Es el caso con la encendida defensa que ha realizado Diego Fernández de Cevallos acerca de su fiesta de más de mil invitados, entre los que se encontraba una variopinta muestra de las más altas esferas de la casta político-empresarial-eclesiástica que rige los destinos de nuestro país, a la que pudimos asistir gracias al afán megalómano de Xóchitl Gálvez, quien pareciera haber encontrado en su camarita un fetiche tan irresistible como para utilizarlo en su propia contra.

“Creo que se trató de una fiesta como cualquiera puede hacer en su casa”, afirmó el ex candidato presidencial, dejándonos ver en una simple frase la idea tan estrecha que tiene acerca de la realidad que lo circunda, a menos que realmente piense que cualquiera puede convocar a más de mil invitados, seguramente todos pertenecientes de alguna manera a los estratos más acaudalados de la sociedad, cuyo costo debió fácilmente superar los ingresos vitalicios de los individuos pertenecientes a los más de 50 millones de personas inmersas en la pobreza extrema. Es manifiesto que puede gastar su dinero como mejor le parezca, pero pensar que cualquiera puede organizar un evento así habla de una desconexión con la realidad que raya en lo psicótico.

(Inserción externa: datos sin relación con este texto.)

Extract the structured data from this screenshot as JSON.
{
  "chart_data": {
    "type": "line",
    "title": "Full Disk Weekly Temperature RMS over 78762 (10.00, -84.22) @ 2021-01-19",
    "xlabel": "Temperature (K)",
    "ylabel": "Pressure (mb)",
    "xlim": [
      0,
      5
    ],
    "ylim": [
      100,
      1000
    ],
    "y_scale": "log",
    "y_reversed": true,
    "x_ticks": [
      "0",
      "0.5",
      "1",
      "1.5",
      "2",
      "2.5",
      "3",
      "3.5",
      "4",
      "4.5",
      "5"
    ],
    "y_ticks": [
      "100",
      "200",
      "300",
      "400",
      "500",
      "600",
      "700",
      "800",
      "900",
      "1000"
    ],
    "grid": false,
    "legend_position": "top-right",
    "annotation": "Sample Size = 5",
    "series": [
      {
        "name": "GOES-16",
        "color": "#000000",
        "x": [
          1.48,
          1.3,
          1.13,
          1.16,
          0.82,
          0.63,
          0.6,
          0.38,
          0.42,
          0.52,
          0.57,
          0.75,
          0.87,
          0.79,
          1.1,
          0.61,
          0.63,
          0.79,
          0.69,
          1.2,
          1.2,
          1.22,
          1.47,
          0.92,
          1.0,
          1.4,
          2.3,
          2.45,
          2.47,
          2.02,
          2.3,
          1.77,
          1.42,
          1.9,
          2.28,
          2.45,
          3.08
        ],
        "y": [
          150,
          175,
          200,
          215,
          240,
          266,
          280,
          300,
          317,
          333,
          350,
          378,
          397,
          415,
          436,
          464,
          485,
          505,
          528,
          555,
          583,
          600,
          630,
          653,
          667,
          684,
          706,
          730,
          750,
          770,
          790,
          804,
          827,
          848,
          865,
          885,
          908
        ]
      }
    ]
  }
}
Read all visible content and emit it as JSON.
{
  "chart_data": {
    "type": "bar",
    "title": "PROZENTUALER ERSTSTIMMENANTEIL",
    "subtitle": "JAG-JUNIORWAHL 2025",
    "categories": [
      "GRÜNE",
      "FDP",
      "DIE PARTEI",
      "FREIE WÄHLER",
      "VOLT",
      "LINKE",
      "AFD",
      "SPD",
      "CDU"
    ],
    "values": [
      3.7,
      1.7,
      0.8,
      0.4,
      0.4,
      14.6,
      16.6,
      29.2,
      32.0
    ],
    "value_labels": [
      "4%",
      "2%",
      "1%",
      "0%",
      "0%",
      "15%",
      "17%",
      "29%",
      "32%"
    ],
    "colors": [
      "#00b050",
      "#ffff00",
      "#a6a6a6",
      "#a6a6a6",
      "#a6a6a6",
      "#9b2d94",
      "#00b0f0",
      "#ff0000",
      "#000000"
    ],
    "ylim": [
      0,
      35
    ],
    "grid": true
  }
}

“A mi casa entran ricos y pobres”. Cierto. A los primeros los vimos desfilar frente a la camarita de la “señora Periscopa” (genial ocurrencia de Felipe Calderón), visiblemente ufanos de pertenecer, por izquierda o por derecha o por donde sea, a la élite que nos gobierna. Los segundos estaban presentes de dos formas: como sirvientes cuya tarea era hacer posible la diversión de la concurrencia y, en un sentido metafórico, casi rulfiano, se advierte su presencia también como los fantasmas de los miles de muertos y desaparecidos ocasionados por las políticas económicas neoliberales, por la guerra contra las drogas, por el mantenimiento de las estructuras socio-laborales que hacen posible que vivamos en una sociedad de castas, de la que los asistentes al festejo representan la dorada cúspide.

Canetti explicó que el secreto era consustancial al prestigio tradicionalmente necesario para ejercer el poder con efectividad. Ahora que las nuevas tecnologías nos muestran en todo su esplendor lo que sucede tras bambalinas con la clase gobernante, nuestros peores miedos acerca de su naturaleza se ven rebasados de una manera tan implacable, que cualquier cosa que se diga al respecto necesariamente será insuficiente para describirla de manera fidedigna.